Reactive species and apoptosis of neural precursor cells after gamma-irradiation.

This study addresses the participation of radiation-induced free radicals, mainly nitric oxide (NO), in modulating the apoptotic response in an in vitro model of neural cortical precursor cells exposed to gamma-radiation. Cortical cells obtained from rats at 17 gestational day (GD) were irradiated with a dose of 2 Gy. The percentage of apoptotic cells was significantly increased 4h post-irradiation (pi). NO content showed a significant increase after 30 min pi and the rate of generation reached a maximum 1h pi. Luminol-dependent chemiluminescence (CL) was significantly higher in cells after 2h pi as compared to control cells and this profile was maintained up to 4 h pi. Supplementation with L-NAME significantly increased light emission. Administration of superoxide dismutase (SOD) following L-NAME addition prevented the observed changes due to L-NAME administration. The caspase inhibitor zDEVD-fmk significantly reduced the radical generation. Moreover, the cellular decrease in NO content occurred coincidentally with the rise in oxygen radical generation and the activation of caspase-3. In vitro irradiation of neural precursor cells allowed us to suggest that an early radiation-induced generation of NO could exert a neuroprotective role. However, despite this NO initial protective effect and its role modulating the response against gamma-radiation, NO generation was not able of fully preventing radiation-induced apoptosis.

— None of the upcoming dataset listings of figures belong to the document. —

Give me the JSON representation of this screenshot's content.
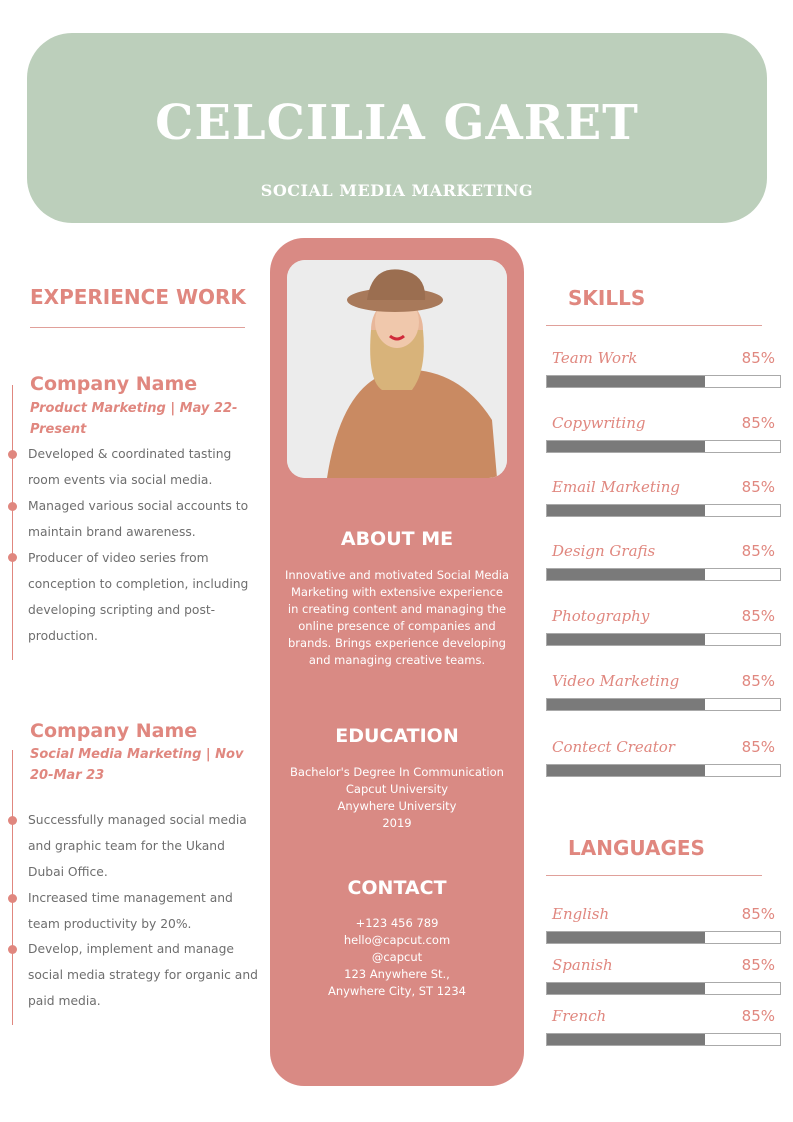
{
  "header": {
    "name": "CELCILIA GARET",
    "role": "SOCIAL MEDIA MARKETING"
  },
  "experience": {
    "title": "EXPERIENCE WORK",
    "jobs": [
      {
        "company": "Company Name",
        "subtitle": "Product Marketing | May 22-Present",
        "bullets": [
          "Developed & coordinated tasting room events via social media.",
          "Managed various social accounts to maintain brand awareness.",
          "Producer of video series from conception to completion, including developing scripting and post-production."
        ]
      },
      {
        "company": "Company Name",
        "subtitle": "Social Media Marketing | Nov 20-Mar 23",
        "bullets": [
          "Successfully managed social media and graphic team for the Ukand Dubai Office.",
          "Increased time management and team productivity by 20%.",
          "Develop, implement and manage social media strategy for organic and paid media."
        ]
      }
    ]
  },
  "about": {
    "title": "ABOUT ME",
    "text": "Innovative and motivated Social Media Marketing with extensive experience in creating content and managing the online presence of companies and brands. Brings experience developing and managing creative teams."
  },
  "education": {
    "title": "EDUCATION",
    "lines": [
      "Bachelor's Degree In Communication",
      "Capcut University",
      "Anywhere University",
      "2019"
    ]
  },
  "contact": {
    "title": "CONTACT",
    "lines": [
      "+123  456 789",
      "hello@capcut.com",
      "@capcut",
      "123 Anywhere St.,",
      "Anywhere City, ST 1234"
    ]
  },
  "skills": {
    "title": "SKILLS",
    "items": [
      {
        "label": "Team Work",
        "percent": "85%",
        "level": 0.68
      },
      {
        "label": "Copywriting",
        "percent": "85%",
        "level": 0.68
      },
      {
        "label": "Email Marketing",
        "percent": "85%",
        "level": 0.68
      },
      {
        "label": "Design Grafis",
        "percent": "85%",
        "level": 0.68
      },
      {
        "label": "Photography",
        "percent": "85%",
        "level": 0.68
      },
      {
        "label": "Video Marketing",
        "percent": "85%",
        "level": 0.68
      },
      {
        "label": "Contect Creator",
        "percent": "85%",
        "level": 0.68
      }
    ]
  },
  "languages": {
    "title": "LANGUAGES",
    "items": [
      {
        "label": "English",
        "percent": "85%",
        "level": 0.68
      },
      {
        "label": "Spanish",
        "percent": "85%",
        "level": 0.68
      },
      {
        "label": "French",
        "percent": "85%",
        "level": 0.68
      }
    ]
  },
  "colors": {
    "header": "#bccfbb",
    "accent": "#e0877f",
    "panel": "#d98a84",
    "bar": "#7a7a7a"
  }
}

Early neuroprotective effect of nitric oxide in developing rat brain irradiated in utero.

Pregnant Wistar rats were exposed on day 17 of gestation to 1 Gy gamma irradiation from a Co(60) source. Even though it is established that gamma radiation-dependent damage is mainly due to free radical generation neither the ascorbyl radical/ascorbate ratio nor the lipid radical content in developing rat brain were affected by prenatal irradiation. A distinctive EPR signal for the adduct NO-Fe-MGD (g=2.03 and a(N)=12.5 G) was detected in brain homogenates prepared from irradiated rats. Nitric oxide (NO)-dependent EPR signal increased in a time-dependent manner up to 2h post-irradiation. NO concentration in unirradiated brains was 37+/-4 pmol/g brain and 45+/-2, 77+/-5 and 216+/-6 after 30, 60 and 120 min post-irradiation, respectively. Total nitric oxide synthase activity was increased by 77 and 51% after 30 and 60 min post-irradiation, respectively, and returned to control values after 120 min. Thus, increased NO steady-state concentration could be ascribed to an increase in NOS activity. Taken as a whole, these results suggest that NO might act to protect the developing brain from the cytotoxicity of reactive species.